浏览商品的某一页时，京东先返回一半的商品信息，另一半采用异步加载只有在滚动条到尾时才加载
所以在提取某页所有商品id时还需要构造异步请求才能真正获得所有商品id

# JDSpider/JDUrls/spiders/JDUrlsSpider.py

from scrapy_redis.spiders import RedisSpider
from JDUrls.items import JDUrlsItem
from scrapy.utils.project import get_project_settings
import scrapy
import re


class JDUrlsSpider(RedisSpider):
    # 获取指定页面中所有商品编号并整合成detail-relate url 和comment-relate url
    name = 'JDUrlsSpider'
    allow_domains = ['www.jd.com']
    redis_key = 'JDUrlsSpider'
    
    settings = get_project_settings()
    hide_url = settings['HIDE_URL']

   def parse(self, response):
       # 页面中未隐藏的所有商品编号
       nums = response.xpath('//ul[@class="gl-warp clearfix"]/li[@class="gl-item"]
				           [@data-sku]/@data-sku').extract()
				           
       keyword = re.findall(r'keyword=(.*?)&enc', response.url)[0]

       # 虽然是同一个页面的商品编号，但异步加载请求隐藏的商品编号时请求的页面编号不同
       page = re.findall(r'page=(\d+)', response.url)[0]
       page = int(page) + 1

       s = ''
       for i in nums:
           s += str(i) + ','
       s = s[0:len(s)-1:]

       item = JDUrlsItem()
       item['num_list'] = nums
       yield item

       yield scrapy.Request(self.hide_url.format(keyword, page, s), callback=self.get_hidden)

   def get_hidden(self, response):
       # 页面中隐藏的所有商品编号
       nums = response.xpath('//li[@class="gl-item"][@data-sku]/@data-sku').extract()
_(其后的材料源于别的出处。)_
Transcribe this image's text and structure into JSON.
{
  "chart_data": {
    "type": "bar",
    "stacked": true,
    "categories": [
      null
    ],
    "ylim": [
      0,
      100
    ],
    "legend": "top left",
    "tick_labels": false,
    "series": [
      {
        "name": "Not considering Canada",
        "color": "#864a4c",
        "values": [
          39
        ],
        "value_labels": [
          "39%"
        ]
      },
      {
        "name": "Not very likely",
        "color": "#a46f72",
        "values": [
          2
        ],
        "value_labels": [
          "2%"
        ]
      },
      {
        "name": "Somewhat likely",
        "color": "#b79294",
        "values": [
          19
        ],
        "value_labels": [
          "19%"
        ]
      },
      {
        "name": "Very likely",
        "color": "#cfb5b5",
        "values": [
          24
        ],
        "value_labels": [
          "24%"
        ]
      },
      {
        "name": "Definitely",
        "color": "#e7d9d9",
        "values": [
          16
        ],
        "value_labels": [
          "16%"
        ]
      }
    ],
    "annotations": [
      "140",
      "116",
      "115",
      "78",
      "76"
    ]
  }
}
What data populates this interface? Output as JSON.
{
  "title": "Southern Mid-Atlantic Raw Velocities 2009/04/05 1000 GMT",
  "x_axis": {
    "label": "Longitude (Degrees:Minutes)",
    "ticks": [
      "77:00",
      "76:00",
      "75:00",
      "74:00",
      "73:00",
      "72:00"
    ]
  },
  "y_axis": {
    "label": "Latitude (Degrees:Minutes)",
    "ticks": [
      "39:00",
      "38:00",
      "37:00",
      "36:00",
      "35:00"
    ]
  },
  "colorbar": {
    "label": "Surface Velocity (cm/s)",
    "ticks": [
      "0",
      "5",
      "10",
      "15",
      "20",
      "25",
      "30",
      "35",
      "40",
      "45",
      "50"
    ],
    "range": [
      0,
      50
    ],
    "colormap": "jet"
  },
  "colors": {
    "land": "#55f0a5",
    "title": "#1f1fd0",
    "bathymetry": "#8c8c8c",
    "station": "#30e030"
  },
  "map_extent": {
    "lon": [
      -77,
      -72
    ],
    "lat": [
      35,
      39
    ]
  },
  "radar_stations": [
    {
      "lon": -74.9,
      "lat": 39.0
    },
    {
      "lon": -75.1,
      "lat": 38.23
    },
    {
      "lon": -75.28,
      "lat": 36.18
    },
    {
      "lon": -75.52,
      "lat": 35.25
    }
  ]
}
       item = JDUrlsItem()
       item['num_list'] = nums
       yield item

提取出商品id后构造出detail-url和comment-url并存入服务器端redis

# JDSpider/JDUrls/pipelines.py

import redis
from scrapy.utils.project import get_project_settings


class JDUrlsPipeline(object):

   def __init__(self):
       self.settings = get_project_settings()
       self.detail_url = self.settings['GOODS_DETAIL_URL']
       self.comment_url = self.settings['COMMENT_URL']

       self.r = redis.Redis(host=self.settings['REDIS_HOST'], port=self.settings['REDIS_PORT'],
                            password=self.settings['REDIS_PARAMS']['password'])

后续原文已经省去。